NZ refuses to sign up to greater govt control of the Internet
Stuff reports:
An attempt by national governments to establish a worldwide policy for oversight of the internet collapsed after many Western countries – including New Zealand – said a compromise plan gave too much power to United Nations and other officials.
As I said, compromise is only good when both sides basically want the same thing. It is bad when one set of Governments want to control the Internet.
Delegates from the United States, UK, Australia and other countries took the floor on the next to last day of a UN conference in Dubai to reject revisions to a treaty governing international phone calls and data traffic.
“It’s with a heavy heart and a sense of missed opportunities that the US must communicate that it’s not able to sign the agreement in the current form,” said Terry Kramer, the US ambassador to the gathering of the UN’s International Telecommunication Union.
Communications Minister Amy Adams tweeted that New Zealand “do not agree with Internet Governance coming under the ITRs.”

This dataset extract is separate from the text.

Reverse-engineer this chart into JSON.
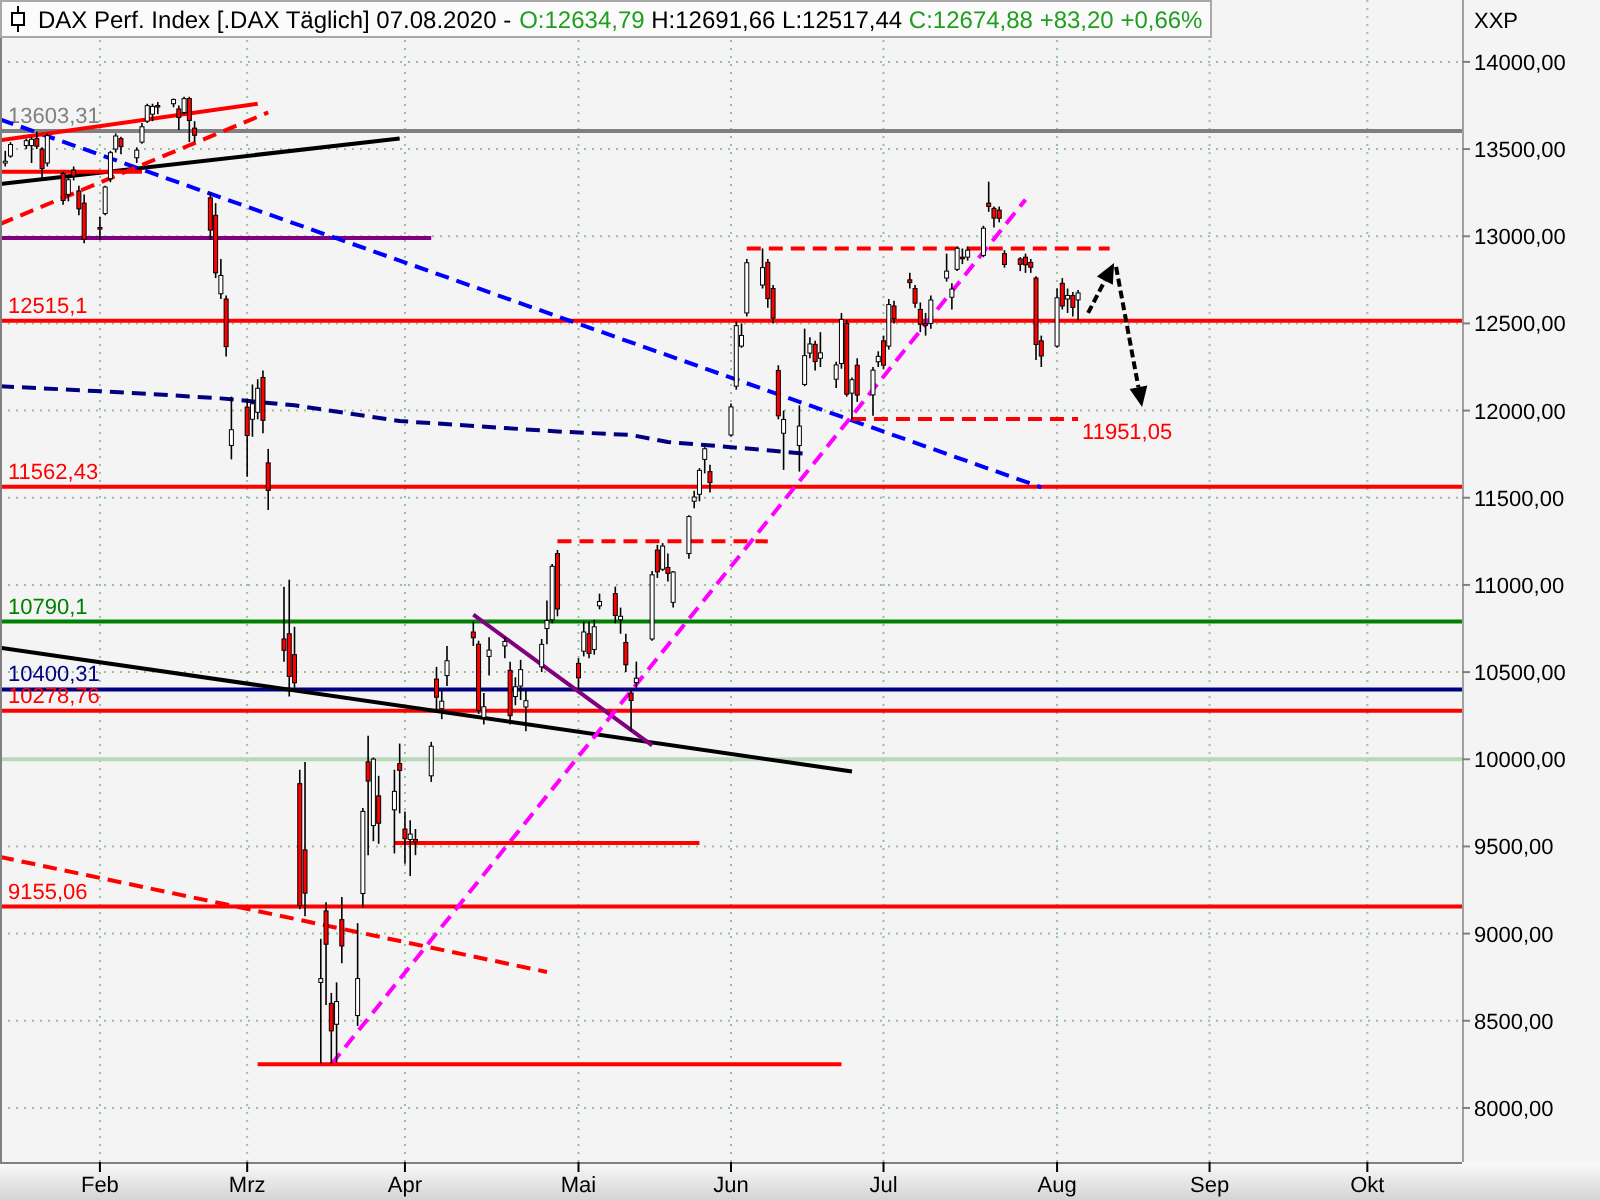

While other countries will sign the treaty on Friday, the absence of so many of the largest economies means that the document, already watered down to suit much of the West, will have little practical force.
Hopefully this has been a valuable lesson to some of the more authoritarian countries. By trying to sneak in a resolution on greater ITU involvement, they ended up with all the major countries (in telecommunications terms) refusing to sign up to the revised treaty at all. This means that the 1988 regulations continue for countries like New Zealand.
“Maybe in the future we could come to a fragmented internet,” delegate Andrey Mukhanov, a top international official at Russia’s Ministry of Telecom and Mass Communications, told Reuters. “That would be negative for all, and I hope our American, European colleagues come to a constructive position.”
Ha, they can bluster but a fragmented Internet will have far greater disadvantages for the authoritarian states than the free ones. They’re welcome to go set up their own private Internet of China, Russia and the Middle East and see how many people use it.
Tariq al-Awadhi of the United Arab Emirates, head of the Arab States’ delegation, said his group had been “double-crossed” by the US bloc after it had agreed to a compromise deal that moved internet issues out of the main treaty and into a nonbinding resolution that said the ITU should be part of the multi-stakeholder model.
There was no compromise. 30 countries voted against the resolution and under UN rules the resolution should not have been accepted as it did not have consensus.
89 countries will sign the revised treaty, but 55 countries will not. Those 55 would I’d say represent 90% of the Internet infrastructure at least. The countries are shown here. Basically Africa (bar Malawi and Gambia) all signed, Asia, (except Japan), all signed. Europe pretty much all against including Belarus and Georgia. US and Canada against and Central and Latin America split. Australia and NZ not signing also of course.
I wish this was the end of the battle, but there are other conferences coming up, where the same countries will try again.